После некоторой паузы Камабан осторожно появился из густого орешника. Его лицо было длинным и худым, с выступающей челюстью и большими зелёными глазами, которые были настороженными.

— Подойди и поговори со мной, — произнёс Галет, отступая к центру расчищенного участка. — Я не причиню тебе зла. Я никогда не причинял тебе зла.

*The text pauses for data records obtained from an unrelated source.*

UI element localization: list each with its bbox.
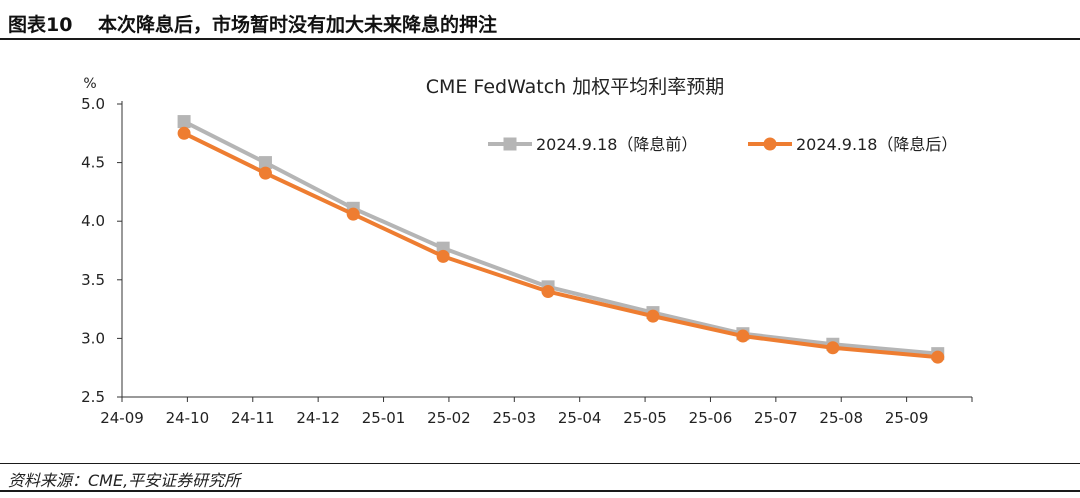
chart-title: CME FedWatch 加权平均利率预期 bbox=[426, 76, 725, 98]
x-tick-label: 25-01 bbox=[362, 409, 406, 427]
x-tick-label: 24-12 bbox=[296, 409, 340, 427]
chart-container: CME FedWatch 加权平均利率预期 % 2.5 3.0 3.5 4.0 4.5 5… bbox=[0, 40, 1080, 460]
source-divider bbox=[0, 463, 1080, 464]
x-tick-label: 25-05 bbox=[623, 409, 667, 427]
data-point-circle bbox=[436, 249, 450, 263]
y-tick-label: 3.5 bbox=[81, 271, 105, 289]
data-point-circle bbox=[931, 350, 945, 364]
y-axis-label: % bbox=[83, 76, 96, 92]
data-point-circle bbox=[646, 309, 660, 323]
x-tick-label: 25-08 bbox=[819, 409, 863, 427]
x-tick-label: 25-02 bbox=[427, 409, 471, 427]
legend-label-1: 2024.9.18（降息前） bbox=[536, 135, 697, 154]
data-point-circle bbox=[177, 126, 191, 140]
data-point-circle bbox=[346, 207, 360, 221]
figure-header: 图表10 本次降息后，市场暂时没有加大未来降息的押注 bbox=[0, 0, 1080, 40]
data-point-square bbox=[177, 115, 191, 129]
x-tick-label: 24-09 bbox=[100, 409, 144, 427]
y-tick-label: 2.5 bbox=[81, 388, 105, 406]
x-tick-label: 25-04 bbox=[558, 409, 602, 427]
y-tick-label: 3.0 bbox=[81, 329, 105, 347]
x-tick-label: 25-09 bbox=[885, 409, 929, 427]
x-tick-label: 24-11 bbox=[231, 409, 275, 427]
source-note: 资料来源：CME,平安证券研究所 bbox=[8, 471, 241, 490]
x-tick-label: 25-06 bbox=[689, 409, 733, 427]
figure-label: 图表10 bbox=[8, 14, 73, 36]
legend-marker-circle bbox=[763, 137, 777, 151]
y-tick-label: 4.5 bbox=[81, 154, 105, 172]
data-point-square bbox=[258, 156, 272, 170]
y-tick-label: 5.0 bbox=[81, 95, 105, 113]
data-point-circle bbox=[541, 285, 555, 299]
data-point-circle bbox=[736, 329, 750, 343]
bottom-divider bbox=[0, 490, 1080, 492]
series-line-1 bbox=[183, 119, 938, 356]
x-tick-label: 25-03 bbox=[493, 409, 537, 427]
y-tick-label: 4.0 bbox=[81, 212, 105, 230]
x-tick-label: 25-07 bbox=[754, 409, 798, 427]
x-tick-label: 24-10 bbox=[166, 409, 210, 427]
legend-label-2: 2024.9.18（降息后） bbox=[796, 135, 957, 154]
line-chart: CME FedWatch 加权平均利率预期 % 2.5 3.0 3.5 4.0 4.5 5… bbox=[81, 76, 973, 427]
data-point-circle bbox=[826, 341, 840, 355]
series-line-2 bbox=[183, 131, 938, 360]
data-point-circle bbox=[258, 166, 272, 180]
legend-marker-square bbox=[503, 137, 517, 151]
figure-title: 本次降息后，市场暂时没有加大未来降息的押注 bbox=[98, 14, 498, 36]
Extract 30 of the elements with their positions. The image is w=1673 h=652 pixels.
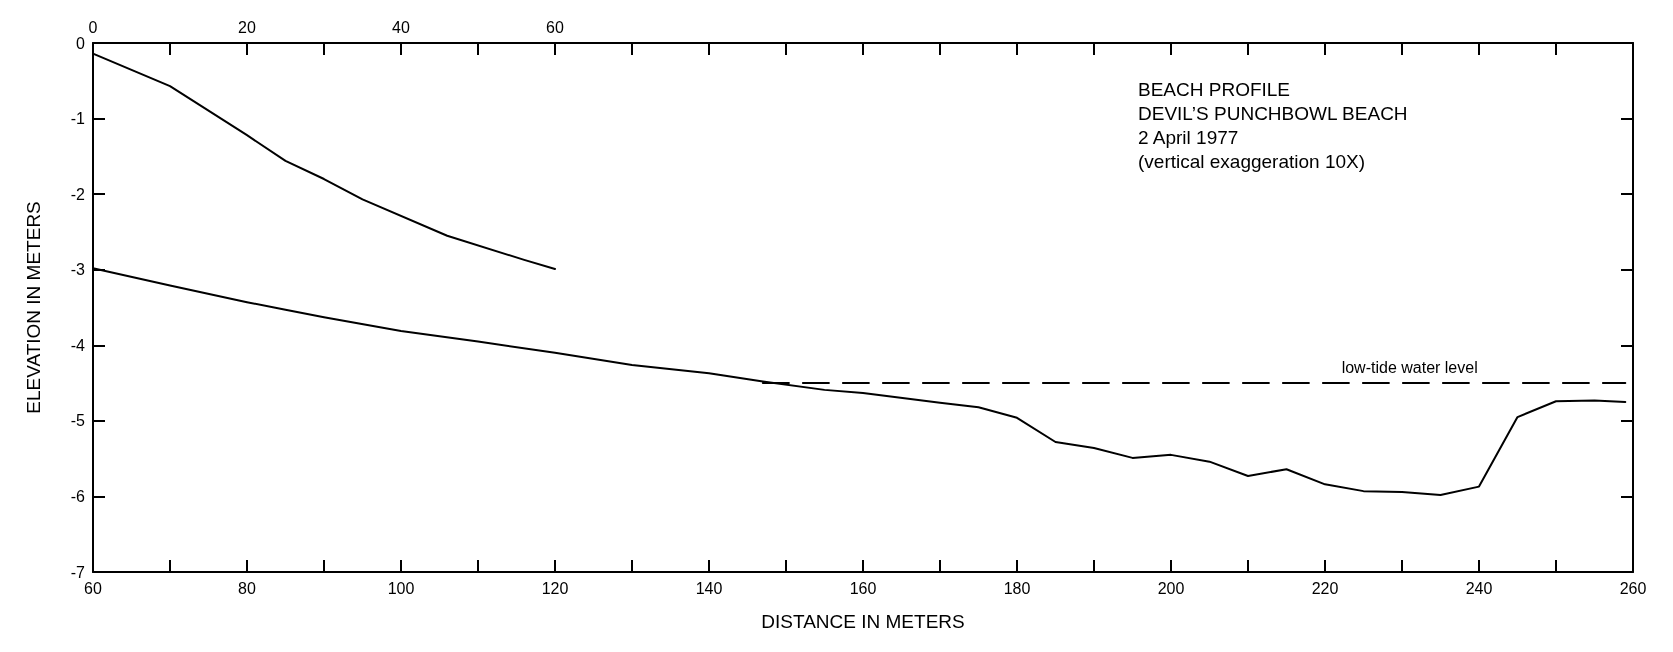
x-tick-label: 60 xyxy=(84,579,102,597)
y-tick-label: -7 xyxy=(70,563,86,581)
x-tick-label: 80 xyxy=(238,579,256,597)
y-tick-label: -3 xyxy=(70,261,86,279)
annotation: 2 April 1977 xyxy=(1138,127,1239,148)
x-tick-label: 220 xyxy=(1311,579,1339,597)
x2-tick-label: 0 xyxy=(88,18,98,36)
y-tick-label: -1 xyxy=(70,110,86,128)
x-axis-title: DISTANCE IN METERS xyxy=(761,611,965,632)
y-tick-label: 0 xyxy=(76,34,86,52)
y-axis-title: ELEVATION IN METERS xyxy=(23,201,44,414)
annotation: (vertical exaggeration 10X) xyxy=(1138,151,1366,172)
y-tick-label: -6 xyxy=(70,487,86,505)
x-tick-label: 240 xyxy=(1465,579,1493,597)
series-label: low-tide water level xyxy=(1341,358,1478,376)
y-tick-label: -2 xyxy=(70,185,86,203)
x2-tick-label: 60 xyxy=(546,18,564,36)
x2-tick-label: 20 xyxy=(238,18,256,36)
text: BEACH PROFILE xyxy=(1138,79,1291,100)
x-tick-label: 260 xyxy=(1619,579,1647,597)
x-tick-label: 160 xyxy=(849,579,877,597)
text: DEVIL’S PUNCHBOWL BEACH xyxy=(1138,103,1408,124)
x-tick-label: 140 xyxy=(695,579,723,597)
x-tick-label: 180 xyxy=(1003,579,1031,597)
x-tick-label: 200 xyxy=(1157,579,1185,597)
x-tick-label: 100 xyxy=(387,579,415,597)
y-tick-label: -4 xyxy=(70,336,86,354)
x2-tick-label: 40 xyxy=(392,18,410,36)
x-tick-label: 120 xyxy=(541,579,569,597)
y-tick-label: -5 xyxy=(70,412,86,430)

Камабан выполз вперёд на руках и ногах. Он умел стоять, умел даже ходить, но его походка была нелепо ныряющая, с тех самых пор, когда он родился с уродливой левой ногой, утолщённой на ступне. По этой причине его и назвали Камабаном. Его имя означало Скрюченный ребёнок, хотя большинство детей в селении дразнили его свиньёй или даже хуже. Он был вторым сыном Хенгалла, но тот не признал его и изгнал из поселения, обрекая влачить жалкую жизнь среди тех, кто жил за большим валом. Камабану было десять лет, когда его изгнали, и это произошло четыре года назад. Многие удивлялись, что он был всё ещё жив после изгнания. Большинство калек умирали совсем маленькими, или должны были быть принесены в жертву богам. Но Камабан выжил. И теперь, если бы он не был калекой и изгнанником, он должен был бы пройти испытания на зрелость, но племя не приняло бы его за мужчину, потому что он был ещё ребёнком, скрюченным ребёнком.

Хенгалл предпочёл бы убить его при рождении, потому что уродливый сын был плохим знаком, хуже, чем дочь, но мальчик родился с багровым, в виде полумесяца, пятном на животе. И Хирэк объявил, что ребёнок отмечен Лаханной, и что когда-нибудь он сможет ходить. Мать Камабана тоже просила сохранить ему жизнь. В то время она была старшей женой Хенгалла, и так долго не имела детей, все думали, что она никогда не родит. Она молилась Лаханне, как делали все бездетные женщины, и совершила паломничество в Каталло, где Санна, колдунья, дала ей съесть травы, и уложила на всю ночь завёрнутой в окровавленную шкуру только что убитого волка. Камабан появился спустя девять лун, но был рождён калекой. Его мать защищала его, но только знак полумесяца на его животе убедил Хенгалла пощадить мальчика. У матери Камабана больше не было детей, но она любила своего волчонка-сына, и когда она умерла, Камабан выл как осиротевший зверёныш. Хенгалл ударил сына, чтобы заставить замолчать, и с отвращением приказал выбросить уродца за стены Рэтэррина.

— Ты голоден? — спросил Галет мальчика, — Я знаю, что ты умеешь говорить, — произнёс он, не дождавшись ответа. — Ты голоден?

— Я всегда голоден, — ответил Камабан, глядя из-под копны спутанных волос.

— Лидда принесёт тебе поесть. Где оставить еду?

— В-в-возле реки, — сказал Камабан, — там, где умер сын Хирэка.

Все знали это мрачное место вниз по течению от селения. Там утонул сын главного друида, а заросли терновника, выросшие среди ольхи и ивы, Хирэк объявил духом своего сына, росли среди ольхи и ивы.